In one, a group linked to North Korea siphoned about $285 million from Drift Protocol after a six-month social engineering campaign that earned it administrative access. On the other hand, the attacker exploited a single verifier flaw that allowed approximately $292 million to be diverted from Kelp DAO.
Another example occurred on Tuesday, when Humanity Protocol, a decentralized human identity service, lost more than $30 million due to a private key compromise. CoinDesk discovered that a hacker gained access to three of six private keys on an employee’s laptop.
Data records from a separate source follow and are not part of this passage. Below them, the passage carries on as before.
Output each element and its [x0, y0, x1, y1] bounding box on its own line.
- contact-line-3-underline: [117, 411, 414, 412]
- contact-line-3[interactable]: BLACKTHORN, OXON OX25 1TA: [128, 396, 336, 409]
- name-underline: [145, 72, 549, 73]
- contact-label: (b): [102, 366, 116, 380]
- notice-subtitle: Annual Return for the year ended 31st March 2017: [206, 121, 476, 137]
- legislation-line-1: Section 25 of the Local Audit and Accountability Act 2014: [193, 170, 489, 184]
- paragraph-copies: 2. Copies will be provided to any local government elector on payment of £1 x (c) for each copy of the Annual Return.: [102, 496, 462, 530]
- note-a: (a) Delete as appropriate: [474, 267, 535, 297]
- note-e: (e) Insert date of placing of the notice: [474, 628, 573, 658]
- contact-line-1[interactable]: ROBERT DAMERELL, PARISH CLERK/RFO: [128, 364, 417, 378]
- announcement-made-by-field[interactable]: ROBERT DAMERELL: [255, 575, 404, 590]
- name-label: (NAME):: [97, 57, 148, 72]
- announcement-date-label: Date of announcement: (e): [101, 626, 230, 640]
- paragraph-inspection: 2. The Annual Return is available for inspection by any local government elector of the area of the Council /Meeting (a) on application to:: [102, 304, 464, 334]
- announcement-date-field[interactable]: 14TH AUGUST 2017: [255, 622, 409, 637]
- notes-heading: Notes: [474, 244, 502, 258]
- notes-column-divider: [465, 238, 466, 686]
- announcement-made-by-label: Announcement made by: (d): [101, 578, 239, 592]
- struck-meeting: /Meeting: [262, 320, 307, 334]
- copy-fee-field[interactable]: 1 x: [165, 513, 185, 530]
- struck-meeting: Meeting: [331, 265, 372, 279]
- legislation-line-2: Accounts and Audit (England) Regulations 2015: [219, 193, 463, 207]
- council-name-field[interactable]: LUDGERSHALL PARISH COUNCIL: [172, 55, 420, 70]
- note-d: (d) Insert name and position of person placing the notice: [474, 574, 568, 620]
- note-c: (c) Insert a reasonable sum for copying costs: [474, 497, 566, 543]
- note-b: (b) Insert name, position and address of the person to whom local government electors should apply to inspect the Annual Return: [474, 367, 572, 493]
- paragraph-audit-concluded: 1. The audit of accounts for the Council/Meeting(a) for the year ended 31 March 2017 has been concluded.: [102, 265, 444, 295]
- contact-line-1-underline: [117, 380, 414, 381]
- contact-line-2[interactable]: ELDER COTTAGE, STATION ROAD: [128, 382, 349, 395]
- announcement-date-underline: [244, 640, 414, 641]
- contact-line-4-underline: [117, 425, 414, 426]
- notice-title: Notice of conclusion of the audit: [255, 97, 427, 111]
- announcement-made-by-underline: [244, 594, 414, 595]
Therein lies the problem. While the most obvious indications from smart contracts may be exactly what Anthropic’s filters are designed for, the biggest losses have not required a contract error.
The exploits, Ledger’s Guillemet noted, come from familiar weaknesses: social engineering, bad signing flows, exposed keys and human error.
A model like Fable does not need to deliver a finished exploit to change the economics of an attack. You can read public repositories, compare old versions of software, summarize audit reports, and write compelling messages that look for small operational errors that humans miss.
“These exploits remain rooted in social engineering and human error.”
A defender, in such an environment, has to secure every key route, every dependency, every signature flow, and every privileged account. As AI accelerates the exploration phase, the final signing step becomes more important. Private keys must be located somewhere that a compromised laptop cannot access, and users need a reliable display that shows what they are actually approving.